Those gambling addicts who use the Internet can be especially difficult to treat.

“It’s very fast-paced, especially sports betting. You can lose a lot of money very, very quickly, and there’s no human element present to help spot an addiction,” says Meyers. Still, he says, the Senate measure may be an overreaction. “In other countries, [online gambling] doesn’t seem to present the threat that it does to the United States. I suspect that the legislation has more to do with economic concerns than it does a moral attitude.”

Congressman Bob Goodlatte, a Virginia Republican who pushed through an anti-online-gambling bill in the House earlier this year, says the Senate measure should prevent some of the $6 billion from “getting sucked out of the economy.”

Gamers themselves are receiving the news with mixed reactions, though many are looking to fight the legislation.
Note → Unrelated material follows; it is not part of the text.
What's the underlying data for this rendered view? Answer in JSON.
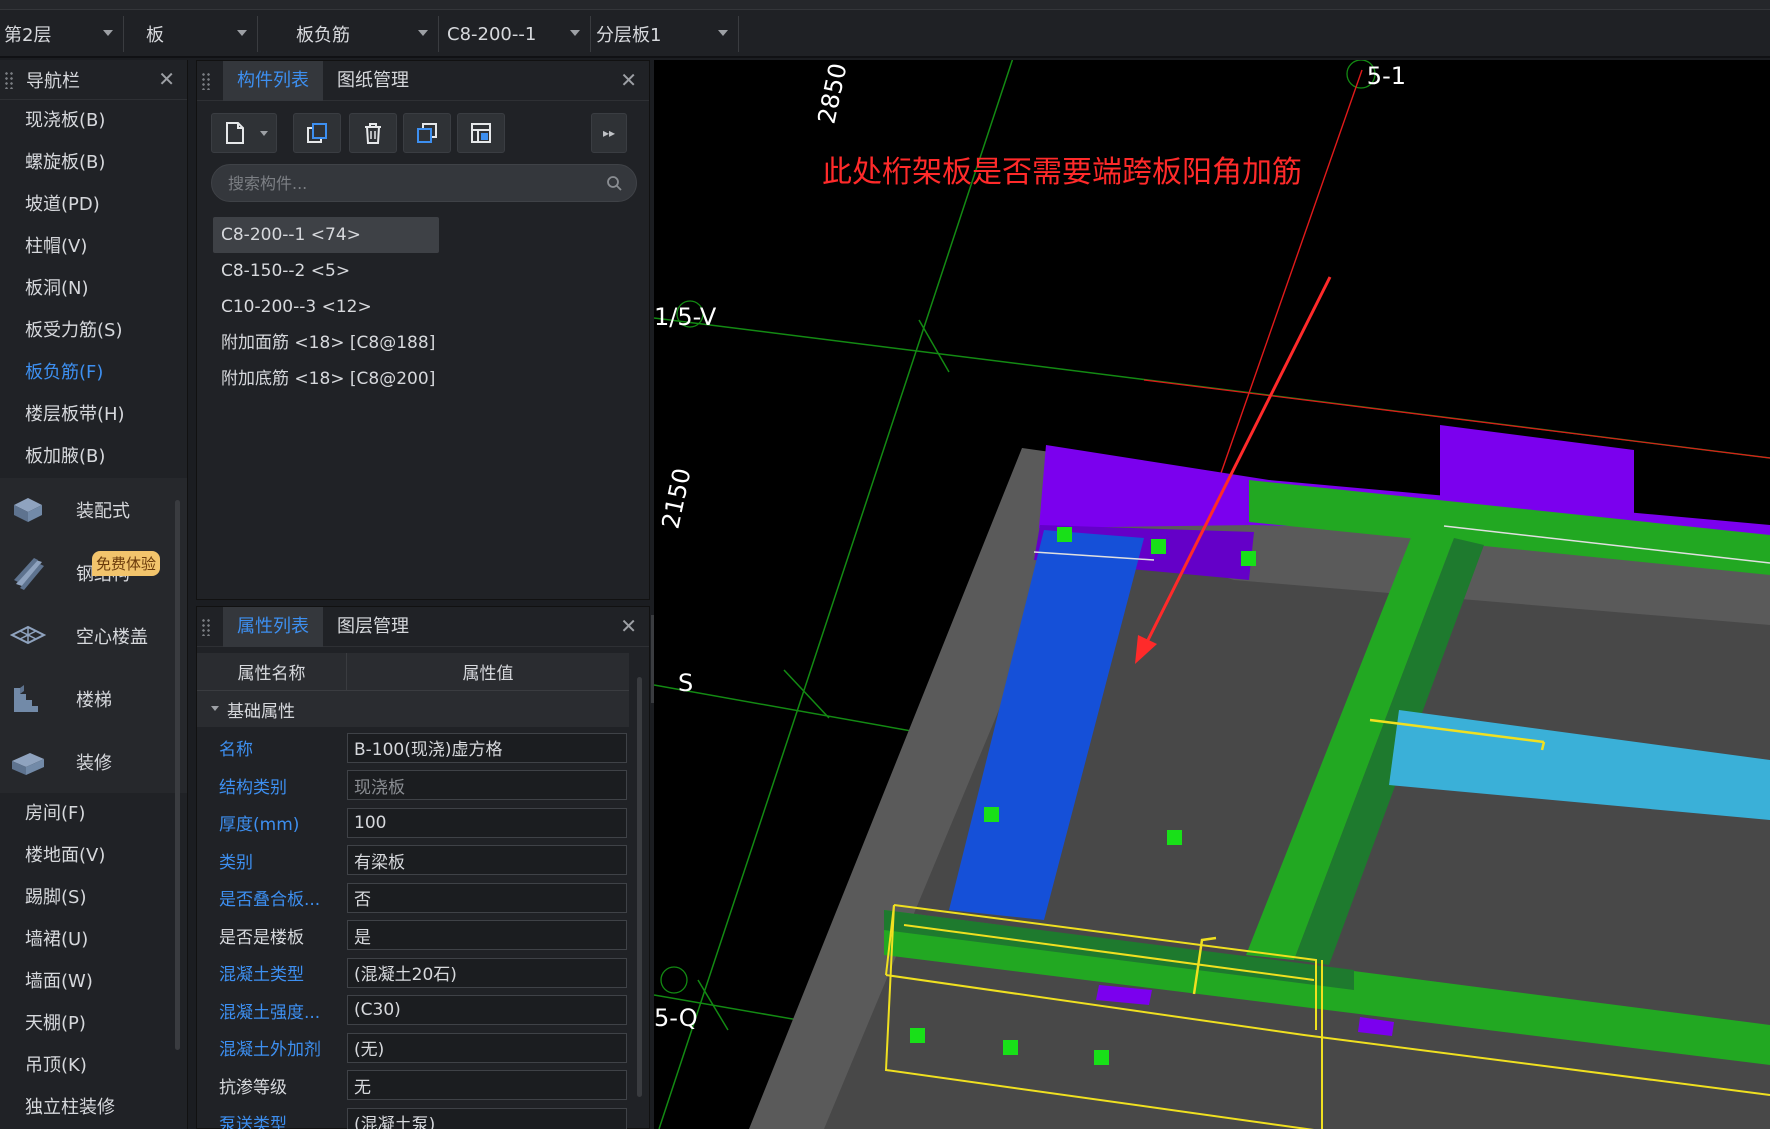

The Poker Players’ Alliance argues that poker — the most popular form of online gaming — is a skill-based game that should be exempted from the provisions of the bill.

Others say that the issue isn’t worth fighting because it is so difficult to enforce. Many avid gamers stopped using credit cards years ago, opting to route their funds through payment services such as BillPay.

“There are so many alternate means of payment that it is not going to stop what is happening here,” says Frank Catania, former director of gaming enforcement in New Jersey and president of Catania Consulting Group. “We are going to be spending a lot of money for enforcement, and it is going to be worthless.”

As for Lakeland’s Kopcial, he doesn’t see it affecting him. “I’m over it,” he says.